Bu gün gördük ki, aslında vatan hainleri Türkiyenin bir mozaik olarak bütün halkları ile kardeşçe ve barış içinde yaşamasını istemeyen, ülkeyi kaos ortamına sürüklemeye çalışan derin çetelerdir. Gerçek yurtseverler ise Hrant Dink gibi, Türkiyeyi Ya sev ya terk et diyen faşist, kafatasçı zihniyetten çok daha fazla seven barış yanlısı, demokrat, humanist Türkiye vatandaşlarıdır.
Şemdinli'yi yok sayacağız, Susurluk'u yok sayacağız, bombacıları sahiplenip savcıları mahkûm edeceğiz, sonra da canımız ve malımız hukuk devletine emanet diye geceleri rahat yatacağız.
Türkiye sevdalısı, bu topraklarda sadece gömülmek için gözü olan Ermeni Hrant Dinki bilinçli bir şekilde alçakça katledeceğiz.
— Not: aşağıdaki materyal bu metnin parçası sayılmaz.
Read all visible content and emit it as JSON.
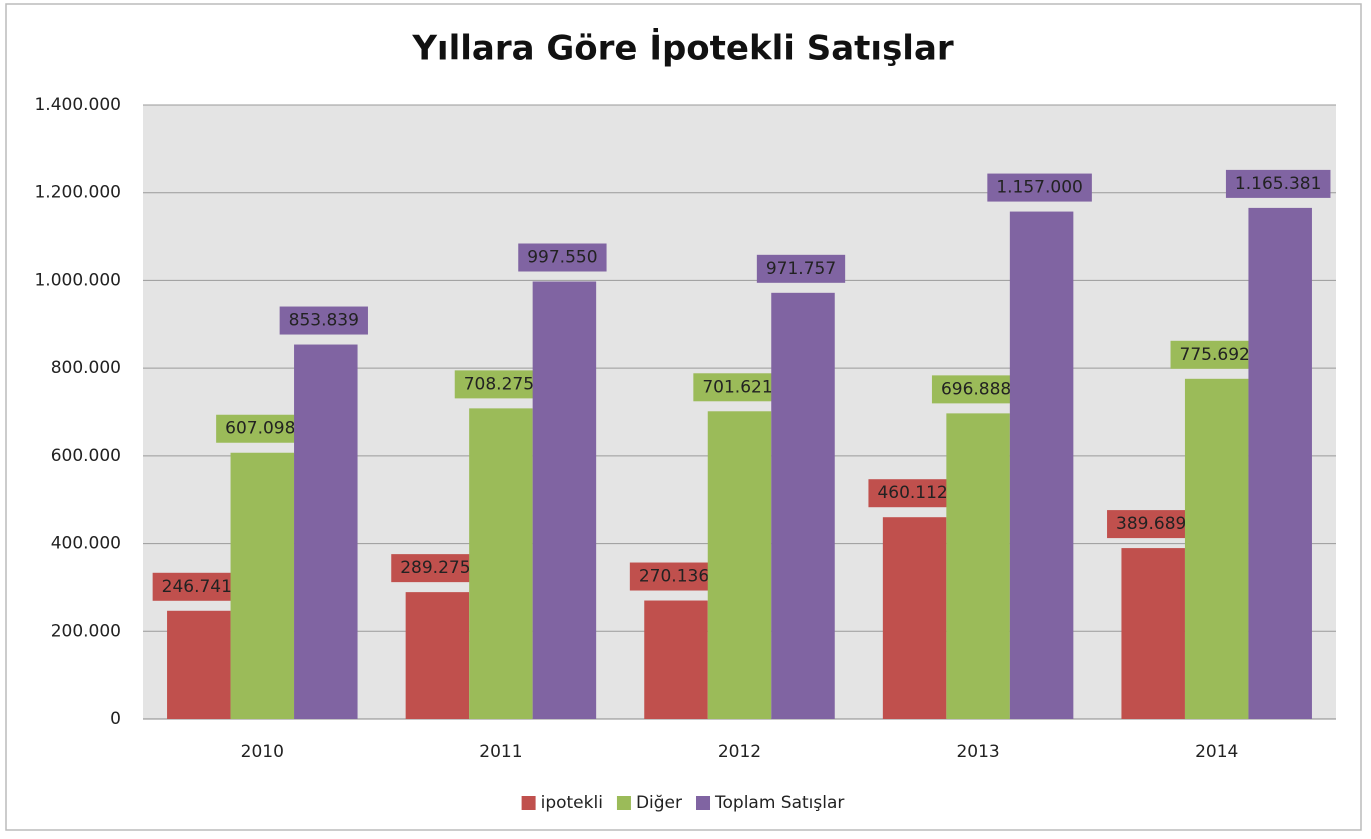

Sonra vatan, millet, Sakarya edebiyatı ile aklanmaya çalışacağız.
Nüfusun bir kesimini diğer halklara karşı kinle eğiten, bir yüzyıldan fazladır çocuklara Türk ırkının üstün olduğunu öğreten, bugüne kadar kendi topraklarında aşırı sağcı formasyonlara izin veren ve onurlandıran vatansever zihniyeti savunanlar, barışı, kardeşliği, insan haklarını, özgürlüklerini ve demokrasiyi savunanları elbette vatan haini ilan edecekler.
Böylece yıllardır Türkiyenin ulusal çıkarlarını gözetmeyen yanlış stratejilerinin ortaya çıkardığı hataları ve tehlikeleri ört bas etmeye çalışacaklar..
Türkiye, yıllardır Türk olmayan Ermeni, Asuri, Kürt ve Yunan halklarına karşı şoven milliyetçiliği ve ırkçılığı sürekli kışkırttı.
Siyaseti dizayn etme çabaları yetmiyormuş gibi, hukuku ve terörle mücadeleyi de dizayn edenlerin şimdi gelinen tehlikeli süreçte yüzleri kızarıyor mu acaba?